We predict Africa’s digital-enabled commerce landscape will change drastically over the next decade – as a fragmented sphere with wanting customer experience meets the opportunities of a new, mobile and connected world.
The result for the continent will be leapfrogging developed world structures and entrenching its own unique economic systems and forms of trade.
Informal market influence
First, it is crucial to recognise the importance of the consumer context. To give perspective, we should look at the history of e-commerce in China. The rapid and unexpected rise of e-commerce has been largely due to its market structures. These left a highly unsatisfying shopping experience for Chinese consumers, leading Jack Ma to describe e-commerce in China as a “main course” vs. a “dessert” in the more formal US.
Similarly, Africa has its own context. In most African countries, the informal economy accounts for as much as 65% of all national commercial activity. Players interested in courting African consumers through digital trade should bear in mind that locals have had extensive exposure to real-world informal marketplaces. These result in an admittedly wanting user experience, but their face-to-face dynamic gives an element of trust through the tangibility of handshakes.
Digital transactional environments will never fully replace this real-world experience in Africa. The value of digital transactions in a local exchange context lies in their ability to facilitate and streamline “human” interactions, at scale. The true power of the internet lies in connecting both people and knowledge.
And the scale of these facilitated interactions is on the rise: According to a 2017 KPMG Report, Africans perform a per-person average of 11 online transactions per year. This may sound surprising to anyone who has not yet experienced mobile behaviour first hand on the streets of Africa, but it places the region on par with similarly developing Eastern European economies, and ahead of Latin America.
Until now, though, one of the major barriers facing digital-enabled commercial connections has been the low transparency inherent to the process. Sadly, it is often a seller’s market, with the power skewed in their favour because buyers are left largely in the dark about who they are dealing with, and susceptible to potential fraud.
The situation has already started changing with the arrival of new online opportunities that prioritise consumer protection and reassurance.

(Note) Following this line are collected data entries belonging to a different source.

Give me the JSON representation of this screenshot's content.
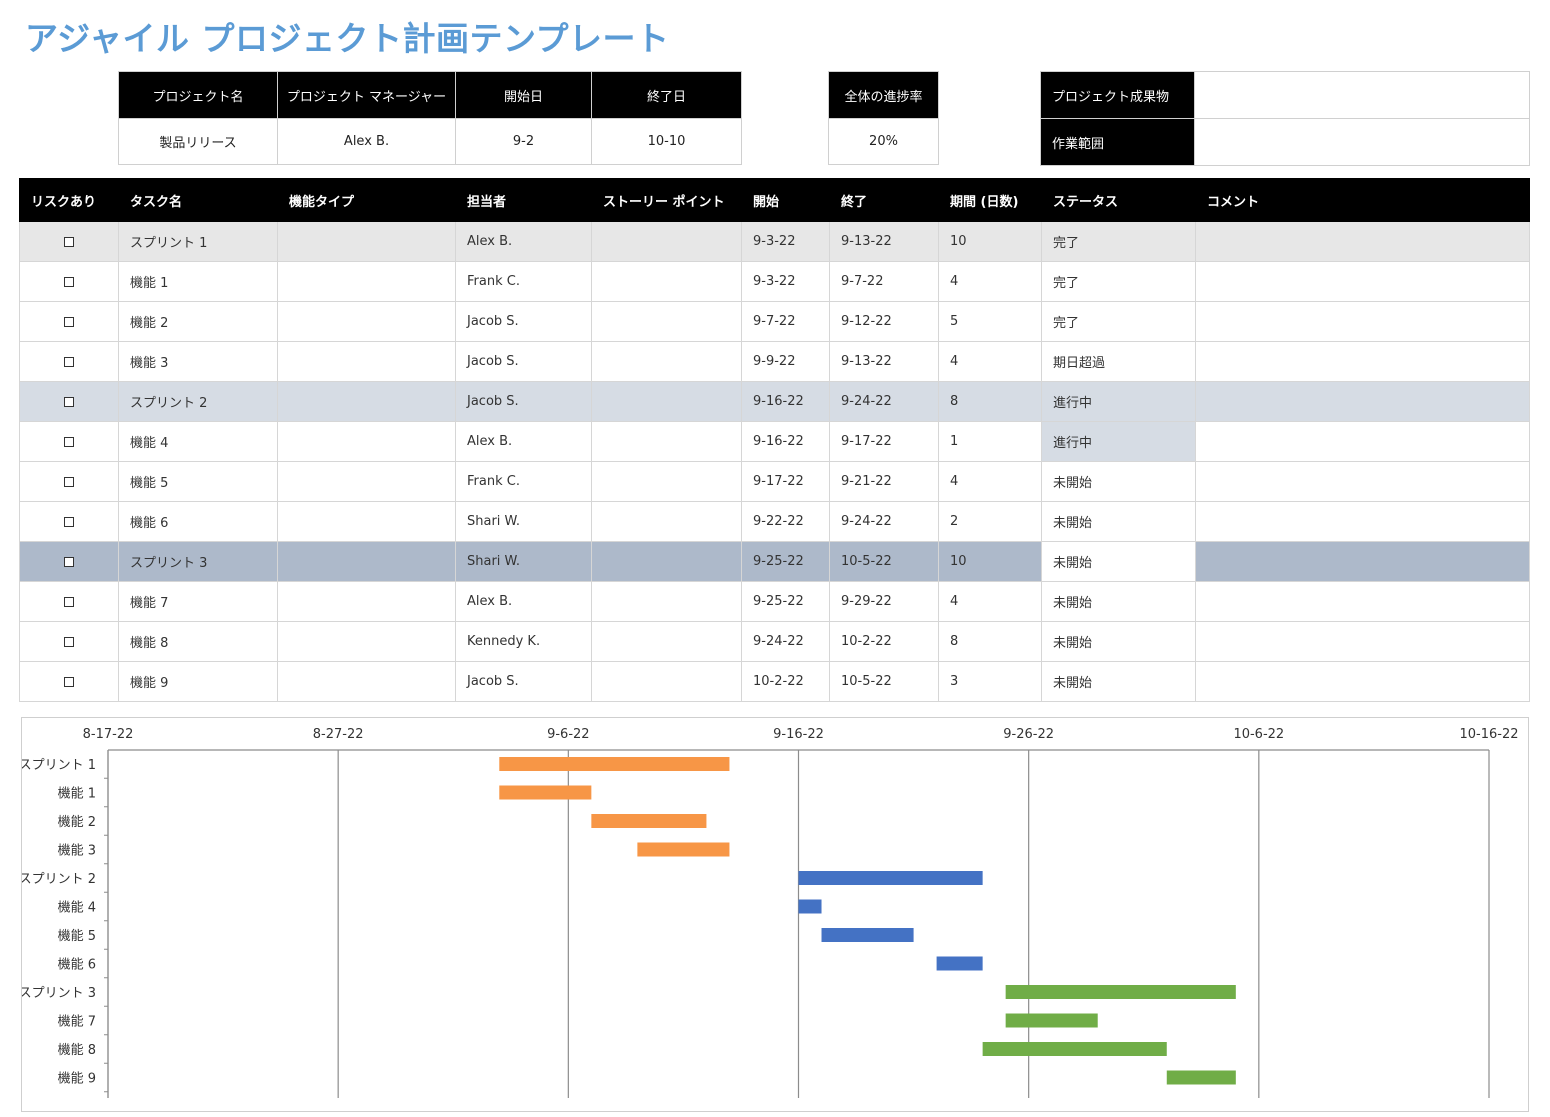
{
  "title": "アジャイル プロジェクト計画テンプレート",
  "project_info": {
    "headers": [
      "プロジェクト名",
      "プロジェクト マネージャー",
      "開始日",
      "終了日"
    ],
    "values": [
      "製品リリース",
      "Alex B.",
      "9-2",
      "10-10"
    ]
  },
  "progress": {
    "header": "全体の進捗率",
    "value": "20%"
  },
  "deliverables": {
    "deliverable_label": "プロジェクト成果物",
    "deliverable_value": "",
    "scope_label": "作業範囲",
    "scope_value": ""
  },
  "task_table": {
    "columns": [
      "リスクあり",
      "タスク名",
      "機能タイプ",
      "担当者",
      "ストーリー ポイント",
      "開始",
      "終了",
      "期間 (日数)",
      "ステータス",
      "コメント"
    ],
    "rows": [
      {
        "risk": false,
        "task": "スプリント 1",
        "type": "",
        "owner": "Alex B.",
        "points": "",
        "start": "9-3-22",
        "end": "9-13-22",
        "days": "10",
        "status": "完了",
        "comment": ""
      },
      {
        "risk": false,
        "task": "機能 1",
        "type": "",
        "owner": "Frank C.",
        "points": "",
        "start": "9-3-22",
        "end": "9-7-22",
        "days": "4",
        "status": "完了",
        "comment": ""
      },
      {
        "risk": false,
        "task": "機能 2",
        "type": "",
        "owner": "Jacob S.",
        "points": "",
        "start": "9-7-22",
        "end": "9-12-22",
        "days": "5",
        "status": "完了",
        "comment": ""
      },
      {
        "risk": false,
        "task": "機能 3",
        "type": "",
        "owner": "Jacob S.",
        "points": "",
        "start": "9-9-22",
        "end": "9-13-22",
        "days": "4",
        "status": "期日超過",
        "comment": ""
      },
      {
        "risk": false,
        "task": "スプリント 2",
        "type": "",
        "owner": "Jacob S.",
        "points": "",
        "start": "9-16-22",
        "end": "9-24-22",
        "days": "8",
        "status": "進行中",
        "comment": ""
      },
      {
        "risk": false,
        "task": "機能 4",
        "type": "",
        "owner": "Alex B.",
        "points": "",
        "start": "9-16-22",
        "end": "9-17-22",
        "days": "1",
        "status": "進行中",
        "comment": ""
      },
      {
        "risk": false,
        "task": "機能 5",
        "type": "",
        "owner": "Frank C.",
        "points": "",
        "start": "9-17-22",
        "end": "9-21-22",
        "days": "4",
        "status": "未開始",
        "comment": ""
      },
      {
        "risk": false,
        "task": "機能 6",
        "type": "",
        "owner": "Shari W.",
        "points": "",
        "start": "9-22-22",
        "end": "9-24-22",
        "days": "2",
        "status": "未開始",
        "comment": ""
      },
      {
        "risk": false,
        "task": "スプリント 3",
        "type": "",
        "owner": "Shari W.",
        "points": "",
        "start": "9-25-22",
        "end": "10-5-22",
        "days": "10",
        "status": "未開始",
        "comment": ""
      },
      {
        "risk": false,
        "task": "機能 7",
        "type": "",
        "owner": "Alex B.",
        "points": "",
        "start": "9-25-22",
        "end": "9-29-22",
        "days": "4",
        "status": "未開始",
        "comment": ""
      },
      {
        "risk": false,
        "task": "機能 8",
        "type": "",
        "owner": "Kennedy K.",
        "points": "",
        "start": "9-24-22",
        "end": "10-2-22",
        "days": "8",
        "status": "未開始",
        "comment": ""
      },
      {
        "risk": false,
        "task": "機能 9",
        "type": "",
        "owner": "Jacob S.",
        "points": "",
        "start": "10-2-22",
        "end": "10-5-22",
        "days": "3",
        "status": "未開始",
        "comment": ""
      }
    ]
  },
  "colors": {
    "title": "#5b9bd5",
    "sprint1_row": "#e7e7e7",
    "sprint2_row": "#d6dce4",
    "sprint3_row": "#adb9ca",
    "bar_orange": "#f79646",
    "bar_blue": "#4472c4",
    "bar_green": "#70ad47"
  },
  "chart_data": {
    "type": "gantt",
    "x_tick_labels": [
      "8-17-22",
      "8-27-22",
      "9-6-22",
      "9-16-22",
      "9-26-22",
      "10-6-22",
      "10-16-22"
    ],
    "xlim": [
      "2022-08-17",
      "2022-10-16"
    ],
    "grid": true,
    "categories": [
      "スプリント 1",
      "機能 1",
      "機能 2",
      "機能 3",
      "スプリント 2",
      "機能 4",
      "機能 5",
      "機能 6",
      "スプリント 3",
      "機能 7",
      "機能 8",
      "機能 9"
    ],
    "bars": [
      {
        "label": "スプリント 1",
        "start": "2022-09-03",
        "end": "2022-09-13",
        "color": "#f79646"
      },
      {
        "label": "機能 1",
        "start": "2022-09-03",
        "end": "2022-09-07",
        "color": "#f79646"
      },
      {
        "label": "機能 2",
        "start": "2022-09-07",
        "end": "2022-09-12",
        "color": "#f79646"
      },
      {
        "label": "機能 3",
        "start": "2022-09-09",
        "end": "2022-09-13",
        "color": "#f79646"
      },
      {
        "label": "スプリント 2",
        "start": "2022-09-16",
        "end": "2022-09-24",
        "color": "#4472c4"
      },
      {
        "label": "機能 4",
        "start": "2022-09-16",
        "end": "2022-09-17",
        "color": "#4472c4"
      },
      {
        "label": "機能 5",
        "start": "2022-09-17",
        "end": "2022-09-21",
        "color": "#4472c4"
      },
      {
        "label": "機能 6",
        "start": "2022-09-22",
        "end": "2022-09-24",
        "color": "#4472c4"
      },
      {
        "label": "スプリント 3",
        "start": "2022-09-25",
        "end": "2022-10-05",
        "color": "#70ad47"
      },
      {
        "label": "機能 7",
        "start": "2022-09-25",
        "end": "2022-09-29",
        "color": "#70ad47"
      },
      {
        "label": "機能 8",
        "start": "2022-09-24",
        "end": "2022-10-02",
        "color": "#70ad47"
      },
      {
        "label": "機能 9",
        "start": "2022-10-02",
        "end": "2022-10-05",
        "color": "#70ad47"
      }
    ]
  }
}
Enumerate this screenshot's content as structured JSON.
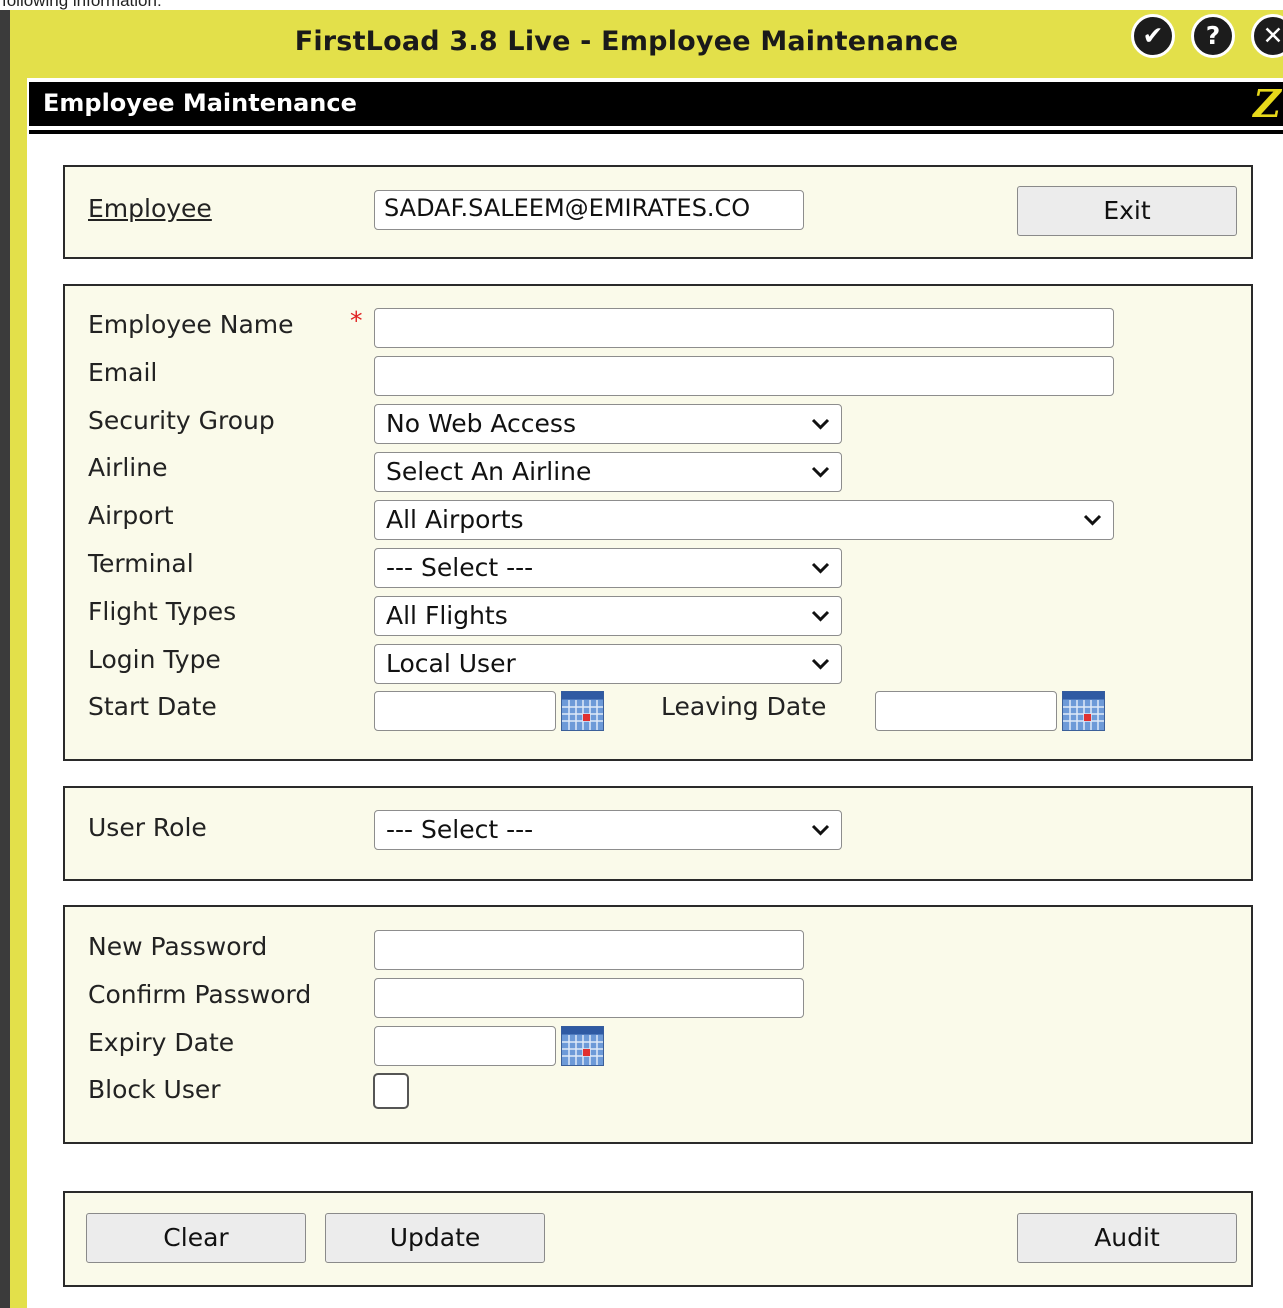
{
  "top_strip_text": "following information:",
  "window": {
    "title": "FirstLoad 3.8 Live - Employee Maintenance",
    "buttons": {
      "ok": "✔",
      "help": "?",
      "close": "✕"
    }
  },
  "header": {
    "title": "Employee Maintenance",
    "logo": "Z"
  },
  "employee_panel": {
    "label": "Employee",
    "value": "SADAF.SALEEM@EMIRATES.CO",
    "exit_label": "Exit"
  },
  "details": {
    "employee_name_label": "Employee Name",
    "required_marker": "*",
    "employee_name_value": "",
    "email_label": "Email",
    "email_value": "",
    "security_group_label": "Security Group",
    "security_group_value": "No Web Access",
    "airline_label": "Airline",
    "airline_value": "Select An Airline",
    "airport_label": "Airport",
    "airport_value": "All Airports",
    "terminal_label": "Terminal",
    "terminal_value": "--- Select ---",
    "flight_types_label": "Flight Types",
    "flight_types_value": "All Flights",
    "login_type_label": "Login Type",
    "login_type_value": "Local User",
    "start_date_label": "Start Date",
    "start_date_value": "",
    "leaving_date_label": "Leaving Date",
    "leaving_date_value": ""
  },
  "role": {
    "user_role_label": "User Role",
    "user_role_value": "--- Select ---"
  },
  "password": {
    "new_password_label": "New Password",
    "confirm_password_label": "Confirm Password",
    "expiry_date_label": "Expiry Date",
    "block_user_label": "Block User"
  },
  "actions": {
    "clear_label": "Clear",
    "update_label": "Update",
    "audit_label": "Audit"
  },
  "colors": {
    "window_frame": "#e3e04a",
    "panel_background": "#fafaea",
    "header_bar": "#000000",
    "logo": "#e6d81a",
    "required": "#e02020"
  },
  "icons": {
    "dropdown": "chevron-down-icon",
    "calendar": "calendar-icon",
    "title_ok": "check-circle-icon",
    "title_help": "help-circle-icon",
    "title_close": "close-circle-icon"
  }
}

For example, digital horizontal classifieds, like Pigiame.co.ke, most resemble the functionality of a real-life informal marketplace, and are useful time-savers for busy African professionals. Meanwhile, “Askaris” or guardians powered by machine-learning algorithms, prevent fraud on the platform.
The result is a huge uptake of ecommerce. At ROAM (Ringier One Africa Media), we see this trend gaining real momentum. For example, our online seller-to-buyer marketplaces found that listings in Kenya are up an unprecedented 121% in the first half of 2018.
Barriers to opportunity
As for the broader future of digital transactions in Africa, for its immense economic potential to be fully realised, there are challenges that must be repurposed as opportunities.
Logistics, for one. While digital-enabled commercial interactions have given consumers greater choice, and local suppliers greater market reach, there is still the issue of getting the physical item to the recipient. With popular goods, like mobile phones, this is less problematic, but until cheaper and more reliable infrastructure exists for delivery, difficulty in accessing niche products will hinder the further uptake of online trade.
What we would really like to see is a repeat of the situation in Tonglu, China, where the surge in e-commerce has brought entrepreneurs into the courier company space and caused online shopping platforms to invest heavily in their own express delivery teams. Fierce competition and demand have not only turned smaller logistics businesses into success stories and resulted in over 1.5-million, highly-sought-after delivery men, but it has also invigorated and elevated the entire ecosystem
Connectivity is the second challenge to digital transaction uptake. It’s barely necessary to restate that mobile is how the majority of Africans connect. Mobile connection is already great locally, literally allowing you to make and receive video calls in the (digital) savannah. And healthy competition ensures data cost is decreasing almost monthly. According to a 2017 Jumia Mobile Trends Paper, out of a total continental population of 1.2 billion, there are 960-million mobile subscriptions in Africa – a massive 80% penetration rate. By contrast, fixed-line internet is at only 18%.
Finance is the third consideration. With fraud and trust persistent concerns, we predict a move to a cashless continent, with secure, convenient and user-orientated mobile payments replacing the physical exchange of money. So far, M-Pesa in Kenya, and EcoCash in Zimbabwe, are steps in that direction. Whatever happens, though, a simple imposition of Western online banking solutions is not the answer.
Another key element is that Africa has an immense willingness to innovate and disrupt – further accelerating this positive trend.
Unearthing Africa’s digital potential through collaboration
African economies today are already a large ecosystem of SMMEs. We at ROAM believe that the future of commerce on the continent will manifest itself in a large but differently connected ecosystem of SMMEs. The power of connectivity brings efficiency and scale, as well as new consumer interfaces such as delivery. This will lead to a huge transformation and improvement of local economies.
In a fiercely competitive environment, loaded with long-identified, and mostly untapped, revenue potential, people will gravitate to providers that offer certainty. Organisations and individuals that prioritise African users will come out on top, and secure themselves a strong position for the future.